Data & Code
A selection of publicly available data and code.
See the Publications page for the corresponding papers.
Data
-
CitationCS dataset
A citation dataset of computer science conference and journal papers.
It integrates information from OpenAlex, DBLP, CORE, and SCImago, and contains metadata for 3,720,575 papers and 22,908,275 internal citations.
The data is provided in JSON Lines format.
Paper 1: Kazuki Nakajima, Yuya Sasaki, Sohei Tokuno, and George Fletcher. Quantifying gendered citation imbalance in computer science conferences. Proc. AIES (2024).
Paper 2: Kazuki Nakajima, Yuya Sasaki, Sohei Tokuno, and George Fletcher. Systemic Gendered Citation Imbalance in Computer Science: Evidence from Conferences and Journals. Scientometrics (2025).
-
cs-cocitations data
A co-citation hypergraph dataset that represents highly cited computer science papers as nodes and co-citation relations as hyperedges.
It was constructed from the OpenAlex Snapshot (2024-09-27)

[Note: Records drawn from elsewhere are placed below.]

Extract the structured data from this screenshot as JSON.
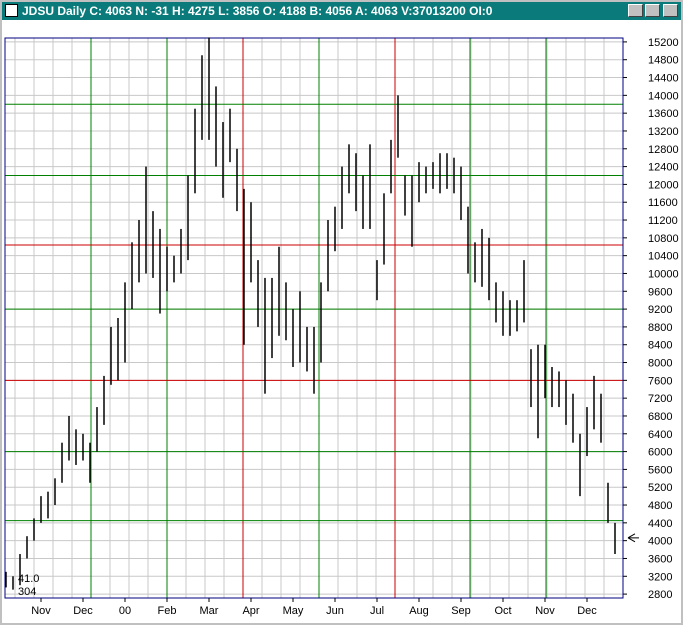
{
  "chart_data": {
    "type": "ohlc",
    "title": "JDSU Daily C: 4063 N: -31 H: 4275 L: 3856 O: 4188 B: 4056 A: 4063 V:37013200 OI:0",
    "high": [
      3300,
      3200,
      3700,
      4100,
      4500,
      5000,
      5100,
      5400,
      6200,
      6800,
      6500,
      6400,
      6200,
      7000,
      7700,
      8800,
      9000,
      9800,
      10700,
      11200,
      12400,
      11400,
      11000,
      10600,
      10400,
      11000,
      12200,
      13700,
      14900,
      15300,
      14200,
      13400,
      13700,
      12800,
      11900,
      11600,
      10300,
      9900,
      9900,
      10600,
      9800,
      9200,
      9600,
      8800,
      8800,
      9800,
      11200,
      11500,
      12400,
      12900,
      12700,
      12200,
      12900,
      10300,
      11800,
      13000,
      14000,
      12200,
      12200,
      12500,
      12400,
      12500,
      12700,
      12700,
      12600,
      12400,
      11500,
      10700,
      11000,
      10800,
      9800,
      9600,
      9400,
      9400,
      10300,
      8300,
      8400,
      8400,
      7900,
      7800,
      7600,
      7300,
      6400,
      7000,
      7700,
      7300,
      5300,
      4400
    ],
    "low": [
      2950,
      2900,
      3000,
      3600,
      4000,
      4400,
      4500,
      4800,
      5300,
      5800,
      5700,
      5800,
      5300,
      6000,
      6600,
      7500,
      7600,
      8000,
      9200,
      9800,
      10000,
      9900,
      9100,
      9600,
      9800,
      10000,
      10300,
      11800,
      13000,
      13000,
      12400,
      11700,
      12500,
      11400,
      8400,
      9800,
      8800,
      7300,
      8100,
      8600,
      8500,
      7900,
      8000,
      7800,
      7300,
      8000,
      9600,
      10500,
      11000,
      11800,
      11400,
      11000,
      11000,
      9400,
      10200,
      11800,
      12600,
      11300,
      10600,
      11600,
      11800,
      11900,
      11800,
      11900,
      11800,
      11200,
      10000,
      9800,
      9700,
      9400,
      8900,
      8600,
      8600,
      8700,
      8900,
      7000,
      6300,
      7200,
      7000,
      7000,
      6600,
      6200,
      5000,
      5900,
      6500,
      6200,
      4400,
      3700
    ],
    "color": "#000000",
    "ylim": [
      2600,
      15400
    ],
    "yticks": [
      2800,
      3200,
      3600,
      4000,
      4400,
      4800,
      5200,
      5600,
      6000,
      6400,
      6800,
      7200,
      7600,
      8000,
      8400,
      8800,
      9200,
      9600,
      10000,
      10400,
      10800,
      11200,
      11600,
      12000,
      12400,
      12800,
      13200,
      13600,
      14000,
      14400,
      14800,
      15200
    ],
    "xticks": [
      {
        "value": 5,
        "label": "Nov"
      },
      {
        "value": 11,
        "label": "Dec"
      },
      {
        "value": 17,
        "label": "00"
      },
      {
        "value": 23,
        "label": "Feb"
      },
      {
        "value": 29,
        "label": "Mar"
      },
      {
        "value": 35,
        "label": "Apr"
      },
      {
        "value": 41,
        "label": "May"
      },
      {
        "value": 47,
        "label": "Jun"
      },
      {
        "value": 53,
        "label": "Jul"
      },
      {
        "value": 59,
        "label": "Aug"
      },
      {
        "value": 65,
        "label": "Sep"
      },
      {
        "value": 71,
        "label": "Oct"
      },
      {
        "value": 77,
        "label": "Nov"
      },
      {
        "value": 83,
        "label": "Dec"
      }
    ],
    "levels": [
      {
        "value": 4450,
        "color": "#008000"
      },
      {
        "value": 6000,
        "color": "#008000"
      },
      {
        "value": 7600,
        "color": "#cc0000"
      },
      {
        "value": 9200,
        "color": "#008000"
      },
      {
        "value": 10640,
        "color": "#cc0000"
      },
      {
        "value": 12200,
        "color": "#008000"
      },
      {
        "value": 13800,
        "color": "#008000"
      }
    ],
    "marker": 4063,
    "annotations": [
      "41.0",
      "304"
    ],
    "grid": true
  }
}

and contains 3,118 paper nodes and 53,886 hyperedges.
Each node has attributes such as OpenAlex work ID, paper title, publication date, topic, subfield, field, domain, and citation count.

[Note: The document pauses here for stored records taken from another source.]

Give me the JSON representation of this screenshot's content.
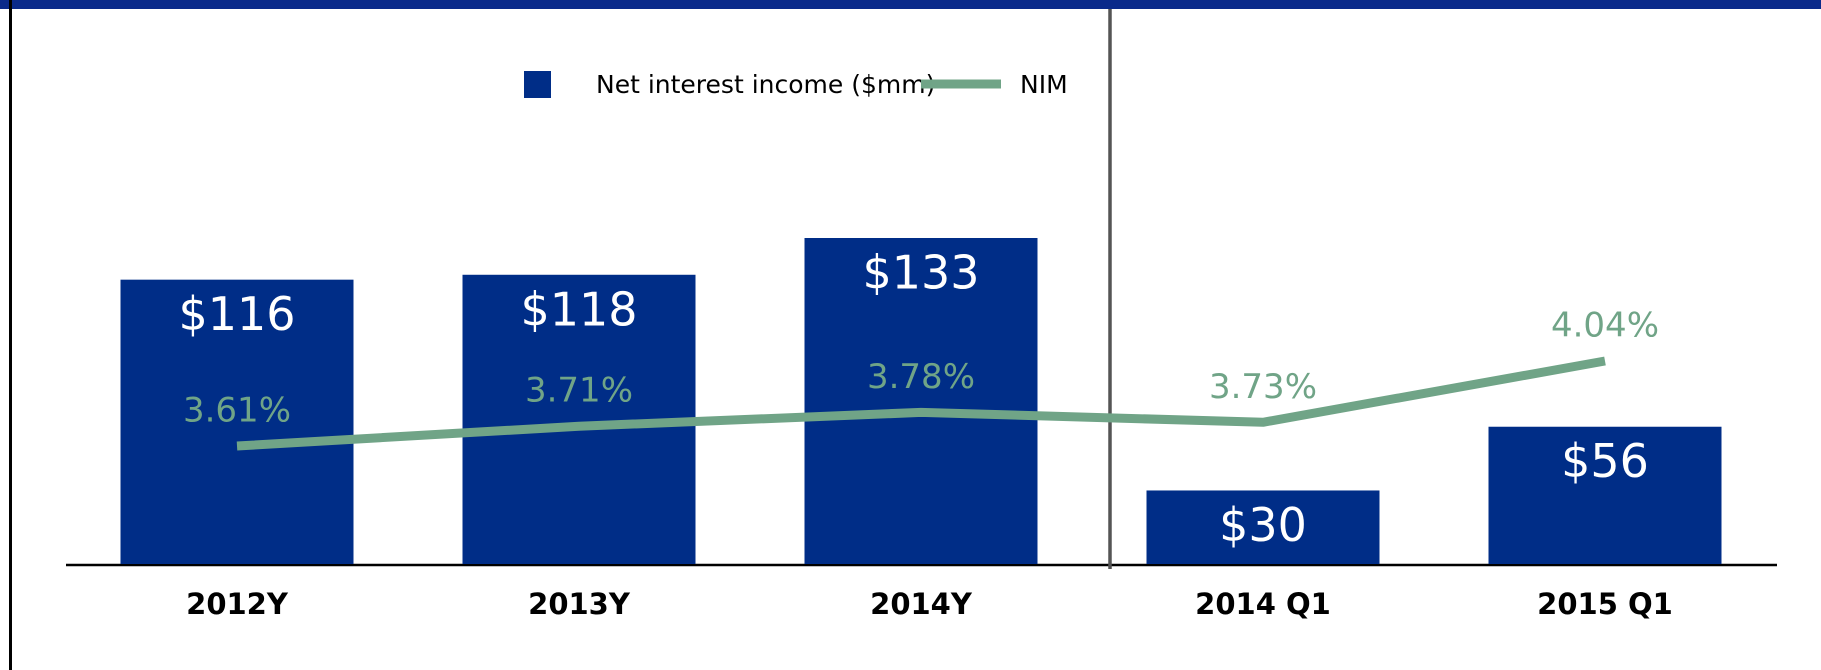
{
  "chart_data": {
    "type": "bar",
    "categories": [
      "2012Y",
      "2013Y",
      "2014Y",
      "2014 Q1",
      "2015 Q1"
    ],
    "series": [
      {
        "name": "Net interest income ($mm)",
        "color": "#002d87",
        "values": [
          116,
          118,
          133,
          30,
          56
        ],
        "value_labels": [
          "$116",
          "$118",
          "$133",
          "$30",
          "$56"
        ]
      },
      {
        "name": "NIM",
        "type": "line",
        "color": "#70a487",
        "values": [
          3.61,
          3.71,
          3.78,
          3.73,
          4.04
        ],
        "value_labels": [
          "3.61%",
          "3.71%",
          "3.78%",
          "3.73%",
          "4.04%"
        ]
      }
    ]
  }
}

Paper: Kazuki Nakajima, Yuya Sasaki, Takeaki Uno, and Masaki Aida. Learning Multi-Order Block Structure in Higher-Order Networks. arXiv preprint (2025).
Code
-
HyperMOSBM
Python code for a stochastic block model that learns the block structure of higher-order networks for each interaction order (hyperedge size).

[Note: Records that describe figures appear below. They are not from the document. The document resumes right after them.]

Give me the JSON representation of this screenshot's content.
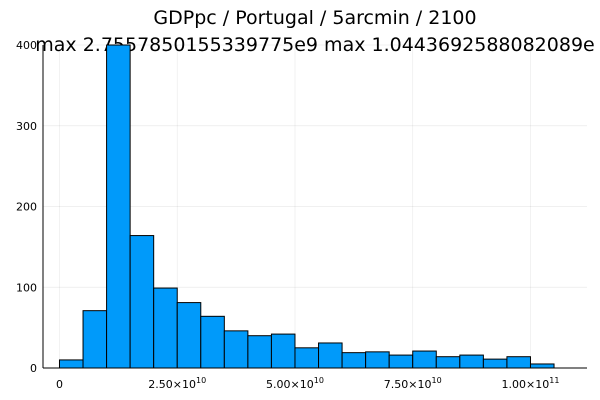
{
  "chart_data": {
    "type": "bar",
    "title": "GDPpc / Portugal / 5arcmin / 2100",
    "subtitle": "max 2.7557850155339775e9  max 1.0443692588082089e",
    "xlabel": "",
    "ylabel": "",
    "bin_width": 5000000000,
    "bins_start": 0,
    "values": [
      10,
      71,
      400,
      164,
      99,
      81,
      64,
      46,
      40,
      42,
      25,
      31,
      19,
      20,
      16,
      21,
      14,
      16,
      11,
      14,
      5
    ],
    "xlim": [
      -3500000000,
      112000000000
    ],
    "ylim": [
      0,
      400
    ],
    "x_ticks": [
      {
        "value": 0,
        "mantissa": "0",
        "exp": ""
      },
      {
        "value": 25000000000,
        "mantissa": "2.50×10",
        "exp": "10"
      },
      {
        "value": 50000000000,
        "mantissa": "5.00×10",
        "exp": "10"
      },
      {
        "value": 75000000000,
        "mantissa": "7.50×10",
        "exp": "10"
      },
      {
        "value": 100000000000,
        "mantissa": "1.00×10",
        "exp": "11"
      }
    ],
    "y_ticks": [
      {
        "value": 0,
        "label": "0"
      },
      {
        "value": 100,
        "label": "100"
      },
      {
        "value": 200,
        "label": "200"
      },
      {
        "value": 300,
        "label": "300"
      },
      {
        "value": 400,
        "label": "400"
      }
    ],
    "grid": true,
    "legend": "none",
    "bar_color": "#009AFA"
  }
}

It infers an optimal partition of the set of interaction orders and captures the mesoscopic structure of hypergraphs.
Paper: Kazuki Nakajima, Yuya Sasaki, Takeaki Uno, and Masaki Aida. Learning Multi-Order Block Structure in Higher-Order Networks. arXiv preprint (2025).
-
Researcher population pyramids visualization tool
Python code for visualizing and diagnosing changes in the researcher population structure and gender balance of each country using publication data.
It constructs researcher population pyramids from per-author publication-year sequences and supports the analysis of demographic dynamics and projected changes in the research ecosystem.
Paper: Kazuki Nakajima and Takayuki Mizuno. Researcher Population Pyramids: Tracking Demographic and Gender Trajectories Across Countries. PNAS Nexus (2025).
-
HyperNEO
Python code for inferring and visualizing the community structure of attributed hypergraphs. By combining a mixed-membership stochastic block model for hypergraphs with a dimensionality reduction method, it can infer overlapping community structure of nodes and visualize it together with attribute information.
Paper: Kazuki Nakajima, Takeaki Uno. Inference and Visualization of Community Structure in Attributed Hypergraphs Using Mixed-Membership Stochastic Block Models. Social Network Analysis and Mining (2025).
-
hyper-dK-series
Python/C++ code for generating reference and null models of hypergraphs.
Depending on the parameters dv = 0, 1, 2, 2.5 and de = 0, 1,
it generates randomized hypergraphs that preserve statistics such as node degree, degree correlation, redundancy coefficient, and hyperedge size.
The Python implementation is accelerated with Numba and also includes code for higher-order rich-club detection.
Paper: Kazuki Nakajima, Kazuyuki Shudo, Naoki Masuda. Randomizing hypergraphs preserving degree correlation and local clustering. IEEE Transactions on Network Science and Engineering (2022).
-
dK-series
A Python package for generating reference models of unweighted networks.
Depending on the parameter d = 0, 1, 1.5, 2, 2.5, it generates random graphs that preserve statistics up to the number of edges, degree distribution, degree correlation, and clustering coefficient.
Released in March 2026 as the Python package dk_series, with support for simple-graph sampling at d = 1 and d = 2.